Schaap H M, Smout A J, Akkermans L M
Department of Surgery, Utrecht University Hospital, The Netherlands.
Gut. 1990 Sep;31(9):984-8. doi: 10.1136/gut.31.9.984.
This study was undertaken to investigate the extent to which gastric electrical control activity and phasic contractile activity are preserved after Billroth II resection and to assess the relation between these activities and postprandial symptoms in patients who have undergone Billroth II resection. Thirty three patients were studied after Billroth II resection without vagotomy. Gastric electrical activity was recorded from surface electrodes and intraluminal pressure was recorded simultaneously. The electrogastrographic signals were analysed by Running Spectrum Analysis. In addition, three dogs with a Billroth II stomach and implanted serosal electrodes were studied. Phasic gastric pressure waves were observed in most patients. Electrogastrographic signals recorded from 82% of the Billroth II patients contained a mean (SD) peak at 3.1 (0.2) cycles per minute (cpm). Fasting and postprandial frequencies correlated significantly (p less than 0.02) with the score for nausea and vomiting. In 61% of the patients, the electrogastrographic signal contained a stable component with a frequency of 10.5 (0.6) cpm that was not caused by respiration. We suggest that this activity is of intestinal origin. In all three dogs studied, retrograde conduction of jejunal electrical control activity (16 cpm) into the distal part of the gastric remnant was observed. In the Billroth II patients, the presence of a 10 cpm component correlated negatively with symptoms.

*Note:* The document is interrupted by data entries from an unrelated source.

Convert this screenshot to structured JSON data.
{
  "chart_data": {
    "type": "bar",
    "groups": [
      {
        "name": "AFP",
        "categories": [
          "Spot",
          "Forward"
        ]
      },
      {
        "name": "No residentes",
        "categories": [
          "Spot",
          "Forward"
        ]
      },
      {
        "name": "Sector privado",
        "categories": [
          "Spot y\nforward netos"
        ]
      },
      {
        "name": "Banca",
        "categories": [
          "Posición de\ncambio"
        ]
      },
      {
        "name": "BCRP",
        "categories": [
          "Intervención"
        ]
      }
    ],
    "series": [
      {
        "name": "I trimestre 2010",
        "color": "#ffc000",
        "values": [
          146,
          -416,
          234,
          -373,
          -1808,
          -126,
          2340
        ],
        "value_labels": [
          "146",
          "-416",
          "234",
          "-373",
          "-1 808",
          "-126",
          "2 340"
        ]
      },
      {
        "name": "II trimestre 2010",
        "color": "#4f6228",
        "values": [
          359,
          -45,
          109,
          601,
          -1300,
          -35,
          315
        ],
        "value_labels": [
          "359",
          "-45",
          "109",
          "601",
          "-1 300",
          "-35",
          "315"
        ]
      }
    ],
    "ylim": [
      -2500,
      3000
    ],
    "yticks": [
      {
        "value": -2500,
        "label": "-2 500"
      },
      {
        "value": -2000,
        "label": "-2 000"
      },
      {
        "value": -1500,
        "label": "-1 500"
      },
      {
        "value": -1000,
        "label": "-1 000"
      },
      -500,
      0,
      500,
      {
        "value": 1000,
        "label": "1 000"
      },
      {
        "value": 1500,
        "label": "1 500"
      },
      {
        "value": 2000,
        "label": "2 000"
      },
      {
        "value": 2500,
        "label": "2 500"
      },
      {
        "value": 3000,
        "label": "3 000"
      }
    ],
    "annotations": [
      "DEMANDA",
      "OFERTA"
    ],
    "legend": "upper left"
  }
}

本研究旨在探讨毕Ⅱ式胃切除术后胃电控制活动和相性收缩活动的保留程度,并评估这些活动与毕Ⅱ式胃切除术后患者餐后症状之间的关系。对33例未行迷走神经切断术的毕Ⅱ式胃切除术后患者进行了研究。通过表面电极记录胃电活动,并同时记录腔内压力。采用动态频谱分析对胃电图信号进行分析。此外,还对3只具有毕Ⅱ式胃并植入浆膜电极的犬进行了研究。大多数患者观察到相性胃压力波。82%的毕Ⅱ式胃切除术后患者记录的胃电图信号在每分钟3.1(0.2)次周期(cpm)处有一个平均(标准差)峰值。空腹和餐后频率与恶心和呕吐评分显著相关(p<0.02)。61%的患者胃电图信号包含一个频率为10.5(0.6)cpm的稳定成分,该成分并非由呼吸引起。我们认为这种活动起源于肠道。在所研究的3只犬中,均观察到空肠电控制活动(16 cpm)向胃残余远端的逆行传导。在毕Ⅱ式胃切除术后患者中,10 cpm成分的存在与症状呈负相关。